The electrifying news that the “handpicked” Republican candidate for New York’s 23rd Congressional District is throwing in the towel is good news for conservatives who were supporting the Conservative Party candidate, Doug Hoffman.

But it’s also a good lesson in why party regulars are better off more often than not letting the rank and file make up their own mind on a candidate, rather than trying to be clever.

Back in 1988, Pat Robertson’s run for the presidency proved very divisive because the way many of his delegates were elected, i.e., his supporters packed party caucuses.  (Barack Obama won many of his states in 2008 the same way during the nominating process.)  This rankled much of the rest of the Republican Party, and the division that resulted is one reason why this current race ended up the way it did.

Here in Tennessee, Republicans have the rather unusual practice of making all of the delegates run in a primary, both at the congressional district level and statewide.  Thus, when the Robertson delegates (and I was one of them) went down in flames in the primary, everyone knew the process was fair.  But that facilitated the integration of new “religious right” people into the state party, avoiding the divisive conflicts elsewhere, so much so the Christian Coalition never really got off of the ground in Tennessee.

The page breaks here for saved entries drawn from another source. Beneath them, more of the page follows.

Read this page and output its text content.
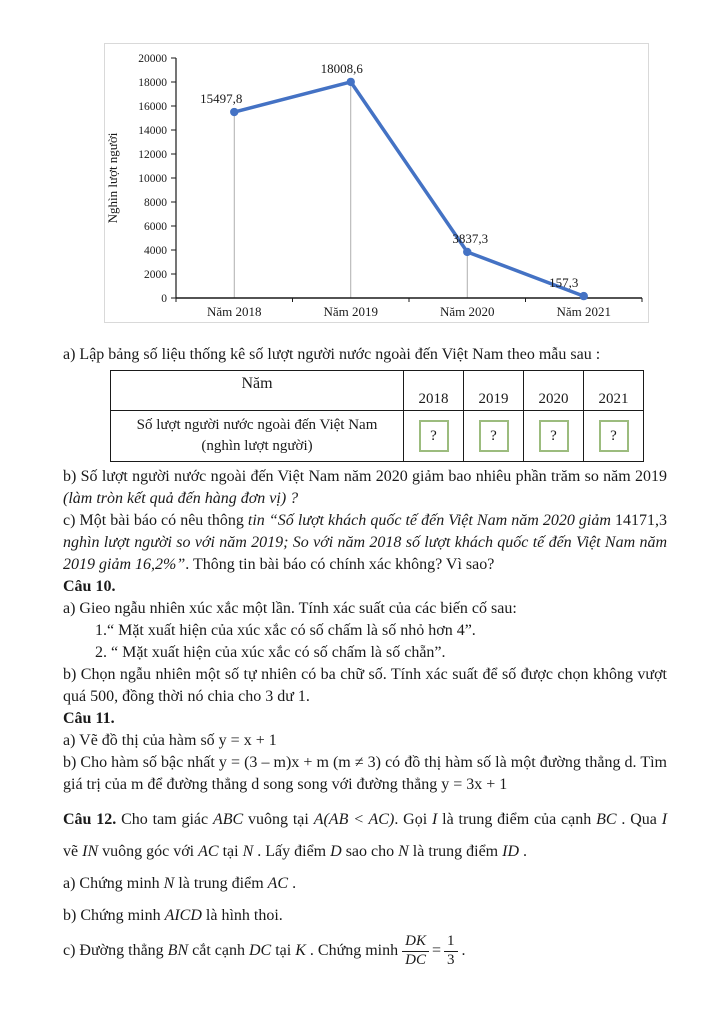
0
2000
4000
6000
8000
10000
12000
14000
16000
18000
20000
Năm 2018	Năm 2019	Năm 2020	Năm 2021
Nghìn lượt người
15497,8
18008,6
3837,3
157,3

a) Lập bảng số liệu thống kê số lượt người nước ngoài đến Việt Nam theo mẫu sau :

Năm	2018	2019	2020	2021

Số lượt người nước ngoài đến Việt Nam
(nghìn lượt người)	?	?	?	?

b) Số lượt người nước ngoài đến Việt Nam năm 2020 giảm bao nhiêu phần trăm so năm 2019 (làm tròn kết quả đến hàng đơn vị) ?

c) Một bài báo có nêu thông tin “Số lượt khách quốc tế đến Việt Nam năm 2020 giảm 14171,3 nghìn lượt người so với năm 2019; So với năm 2018 số lượt khách quốc tế đến Việt Nam năm 2019 giảm 16,2%”. Thông tin bài báo có chính xác không? Vì sao?

Câu 10.

a) Gieo ngẫu nhiên xúc xắc một lần. Tính xác suất của các biến cố sau:

1.“ Mặt xuất hiện của xúc xắc có số chấm là số nhỏ hơn 4”.

2. “ Mặt xuất hiện của xúc xắc có số chấm là số chẵn”.

b) Chọn ngẫu nhiên một số tự nhiên có ba chữ số. Tính xác suất để số được chọn không vượt quá 500, đồng thời nó chia cho 3 dư 1.

Câu 11.

a) Vẽ đồ thị của hàm số y = x + 1

b) Cho hàm số bậc nhất y = (3 – m)x + m (m ≠ 3) có đồ thị hàm số là một đường thẳng d. Tìm giá trị của m để đường thẳng d song song với đường thẳng y = 3x + 1

Câu 12. Cho tam giác ABC vuông tại A(AB < AC). Gọi I là trung điểm của cạnh BC . Qua I vẽ IN vuông góc với AC tại N . Lấy điểm D sao cho N là trung điểm ID .

a) Chứng minh N là trung điểm AC .

b) Chứng minh AICD là hình thoi.

c) Đường thẳng BN cắt cạnh DC tại K . Chứng minh $\frac{DK}{DC} = \frac{1}{3}$ .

If the Republican Party plans to stay in the game, it’s going to have to find a better way to resolve its internal conflicts.  Since this is supposed to be an elective process, one way is to involve as much of the party as possible.  It’s messy sometimes, but then again politics in general is messy.

P.S. to my friends in TN-3: this is one reason why I’m supporting Art Rhodes for Congress.  Robin Smith is just too divisive, and not always for the best reasons.